Hartt implicates himself in this cultural ecology by assuming a role perhaps better described as “collaborative designer” than autonomous artist. For this show, he produced a series of handcrafted multiples informed by the iconic cellules juxtaposables proposed by French architect Jean-Louis in 1962. Termed “Para-Sites,” Hartt’s glass modules were fabricated using a mold computer-designed by master artisan glassblower James J. Riviello. Pod-like, but with wide openings on all four vertical sides, plus an additional opening on the top (theoretically rendering the objects stackable), the forms (exhibited here in five groupings) mimic the glassed-in urban living units shown in Andrasofszky’s drawings. At Corbett vs. Dempsey, Hartt arranged his Para-Site models on, under, and around examples of USM Haller modular furniture, pieces of a system designed in 1963 for the company’s offices in Münsingen, Germany. Originally prized for their clean factory- made lines, the tables and shelves installed here bore the minor scuffs and nicks of use. Meanwhile, the glass sculptures that were fabricated for this show, each piece charmingly distinct from the other, hardly signaled “new.” Rather, both components satisfied the presentday fetish for human contact—whether evidence of handling, or of having been handmade—among the creative class. One could easily imagine both elements as decor within the absent “original” living module of the drawings: utopian design as lifestyle, the Para-Sites as ghostly recombinant miniatures invading modernist design.

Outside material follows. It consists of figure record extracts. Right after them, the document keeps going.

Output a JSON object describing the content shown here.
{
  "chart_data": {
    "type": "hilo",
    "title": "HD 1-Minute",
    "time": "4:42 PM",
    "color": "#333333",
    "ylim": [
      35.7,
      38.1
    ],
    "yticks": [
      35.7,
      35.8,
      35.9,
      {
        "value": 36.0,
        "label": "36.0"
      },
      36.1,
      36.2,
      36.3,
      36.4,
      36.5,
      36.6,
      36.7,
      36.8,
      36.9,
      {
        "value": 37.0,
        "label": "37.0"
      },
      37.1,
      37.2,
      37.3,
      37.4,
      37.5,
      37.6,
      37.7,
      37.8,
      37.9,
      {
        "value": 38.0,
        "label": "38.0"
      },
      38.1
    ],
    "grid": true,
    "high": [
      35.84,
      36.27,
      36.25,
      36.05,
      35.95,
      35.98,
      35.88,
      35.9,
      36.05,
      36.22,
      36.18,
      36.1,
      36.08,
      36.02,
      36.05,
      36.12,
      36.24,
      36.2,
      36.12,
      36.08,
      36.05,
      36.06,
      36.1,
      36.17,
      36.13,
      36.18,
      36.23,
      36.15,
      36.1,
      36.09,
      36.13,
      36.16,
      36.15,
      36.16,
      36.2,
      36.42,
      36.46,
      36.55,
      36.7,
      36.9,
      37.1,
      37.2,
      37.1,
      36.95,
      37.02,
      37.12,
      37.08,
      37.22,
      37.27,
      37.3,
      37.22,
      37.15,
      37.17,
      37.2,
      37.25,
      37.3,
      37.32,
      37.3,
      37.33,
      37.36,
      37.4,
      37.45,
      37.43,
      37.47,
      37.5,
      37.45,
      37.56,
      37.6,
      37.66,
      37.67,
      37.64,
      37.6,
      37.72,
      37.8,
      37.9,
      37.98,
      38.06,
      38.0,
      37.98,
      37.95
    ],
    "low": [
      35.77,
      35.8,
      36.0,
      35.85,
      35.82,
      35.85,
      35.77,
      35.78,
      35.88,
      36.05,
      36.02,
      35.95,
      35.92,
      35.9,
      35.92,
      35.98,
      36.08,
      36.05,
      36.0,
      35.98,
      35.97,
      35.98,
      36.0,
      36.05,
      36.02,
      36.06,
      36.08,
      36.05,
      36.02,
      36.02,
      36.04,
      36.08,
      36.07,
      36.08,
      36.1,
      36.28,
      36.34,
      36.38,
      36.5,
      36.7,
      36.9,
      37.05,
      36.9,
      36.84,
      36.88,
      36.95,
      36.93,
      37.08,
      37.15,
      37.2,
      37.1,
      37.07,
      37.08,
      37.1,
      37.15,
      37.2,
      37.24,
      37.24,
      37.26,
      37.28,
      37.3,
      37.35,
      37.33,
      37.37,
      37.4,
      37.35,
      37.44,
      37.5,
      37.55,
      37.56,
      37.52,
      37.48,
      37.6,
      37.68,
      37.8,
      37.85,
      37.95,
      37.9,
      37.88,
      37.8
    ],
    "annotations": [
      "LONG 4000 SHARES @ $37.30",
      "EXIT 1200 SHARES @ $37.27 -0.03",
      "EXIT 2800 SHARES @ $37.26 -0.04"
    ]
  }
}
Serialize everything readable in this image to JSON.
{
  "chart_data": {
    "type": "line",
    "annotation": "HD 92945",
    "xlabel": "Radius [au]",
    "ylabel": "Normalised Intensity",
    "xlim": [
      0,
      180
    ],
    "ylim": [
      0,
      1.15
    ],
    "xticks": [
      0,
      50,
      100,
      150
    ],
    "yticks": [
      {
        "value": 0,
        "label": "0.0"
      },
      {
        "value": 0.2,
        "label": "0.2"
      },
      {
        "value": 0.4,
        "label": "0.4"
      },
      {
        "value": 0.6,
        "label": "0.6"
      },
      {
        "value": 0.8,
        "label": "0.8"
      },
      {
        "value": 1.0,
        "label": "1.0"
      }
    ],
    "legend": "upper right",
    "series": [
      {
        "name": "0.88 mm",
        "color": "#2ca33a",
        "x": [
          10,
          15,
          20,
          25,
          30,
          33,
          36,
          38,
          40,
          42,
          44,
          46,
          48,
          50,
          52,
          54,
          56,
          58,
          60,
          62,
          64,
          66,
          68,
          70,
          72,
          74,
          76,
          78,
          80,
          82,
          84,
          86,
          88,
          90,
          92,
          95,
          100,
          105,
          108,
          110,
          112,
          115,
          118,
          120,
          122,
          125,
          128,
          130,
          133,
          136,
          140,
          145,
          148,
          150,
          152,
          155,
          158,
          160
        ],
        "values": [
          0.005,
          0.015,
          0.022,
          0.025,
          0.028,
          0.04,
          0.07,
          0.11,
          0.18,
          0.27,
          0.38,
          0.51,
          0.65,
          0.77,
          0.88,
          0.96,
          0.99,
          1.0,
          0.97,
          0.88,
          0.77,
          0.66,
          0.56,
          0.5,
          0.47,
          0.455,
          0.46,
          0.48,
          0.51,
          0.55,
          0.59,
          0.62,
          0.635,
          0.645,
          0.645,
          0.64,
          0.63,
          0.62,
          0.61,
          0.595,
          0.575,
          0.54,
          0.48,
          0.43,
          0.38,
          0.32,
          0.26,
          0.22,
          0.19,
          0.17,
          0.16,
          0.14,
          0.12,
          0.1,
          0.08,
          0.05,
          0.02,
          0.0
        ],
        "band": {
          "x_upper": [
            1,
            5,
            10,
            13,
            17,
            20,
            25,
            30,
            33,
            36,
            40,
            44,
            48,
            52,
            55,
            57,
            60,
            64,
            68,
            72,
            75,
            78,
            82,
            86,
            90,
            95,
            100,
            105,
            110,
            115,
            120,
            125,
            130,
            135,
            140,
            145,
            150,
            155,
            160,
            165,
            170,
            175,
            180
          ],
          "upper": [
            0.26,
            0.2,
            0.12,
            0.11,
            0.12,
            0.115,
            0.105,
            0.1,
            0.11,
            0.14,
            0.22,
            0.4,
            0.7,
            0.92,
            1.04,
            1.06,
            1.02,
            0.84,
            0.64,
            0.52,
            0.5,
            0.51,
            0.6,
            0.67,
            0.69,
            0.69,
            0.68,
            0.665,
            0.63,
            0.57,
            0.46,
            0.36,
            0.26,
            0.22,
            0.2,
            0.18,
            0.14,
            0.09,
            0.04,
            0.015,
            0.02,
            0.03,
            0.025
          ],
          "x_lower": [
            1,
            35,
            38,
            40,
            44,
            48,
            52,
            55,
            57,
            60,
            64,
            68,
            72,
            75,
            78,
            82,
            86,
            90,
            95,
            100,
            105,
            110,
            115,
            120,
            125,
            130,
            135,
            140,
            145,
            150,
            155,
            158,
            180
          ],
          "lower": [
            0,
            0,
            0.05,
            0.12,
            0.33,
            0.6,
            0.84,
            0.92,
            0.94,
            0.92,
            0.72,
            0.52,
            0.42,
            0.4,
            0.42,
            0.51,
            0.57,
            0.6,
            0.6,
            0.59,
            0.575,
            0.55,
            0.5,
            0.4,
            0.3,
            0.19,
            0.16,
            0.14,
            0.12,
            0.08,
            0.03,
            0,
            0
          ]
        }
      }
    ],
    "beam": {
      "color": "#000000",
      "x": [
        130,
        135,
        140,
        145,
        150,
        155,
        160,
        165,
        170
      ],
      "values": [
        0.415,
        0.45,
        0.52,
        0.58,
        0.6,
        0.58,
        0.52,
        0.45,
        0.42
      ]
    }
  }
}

Other details only added to Hartt’s panoply of historical references. For example, in the first Andrasofszky illustration, one of the protesters bears the insignia of the British anarchist punk collective Crass, whose 1978 album, The Feeding of the 5000, features a postapocalyptic photomontage by Gee Vaucher on its jacket cover. A speech bubble attached to the lone male figure in the second illustration quotes Guy Debord, recalling the Situationist International’s d.tourned comics. Back in the real space of the gallery, a neon sign resting on one of the USM tables read NEW MAN in the jagged lettering of Raymond Loewy’s ambigrammatic 1969 logo for a French fashion line. Signs mingled with signs, modernist optimism with Occupy-era rage, revolutionary impulses with their deft incorporation into the machinery of mass consumption. Another Hartt exhibition, “Stray Light” (on view through June 30 at New York’s Studio Museum in Harlem), features photographs of the now defunct, still luxuriant former offices of the Johnson Publishing Company, home of Jet and Ebony magazines. The dream of a middle path between revolution and assimilation embodied by this African American–owned business seemed absent in “For Everyone a Garden,” in which ostensibly revolutionary forms oscillated between serving as a sign of exclusivity (indeed, Habitat 67 is now one of the most expensive properties in Montreal) and haunting the places they appear with the spirit of coming insurrections.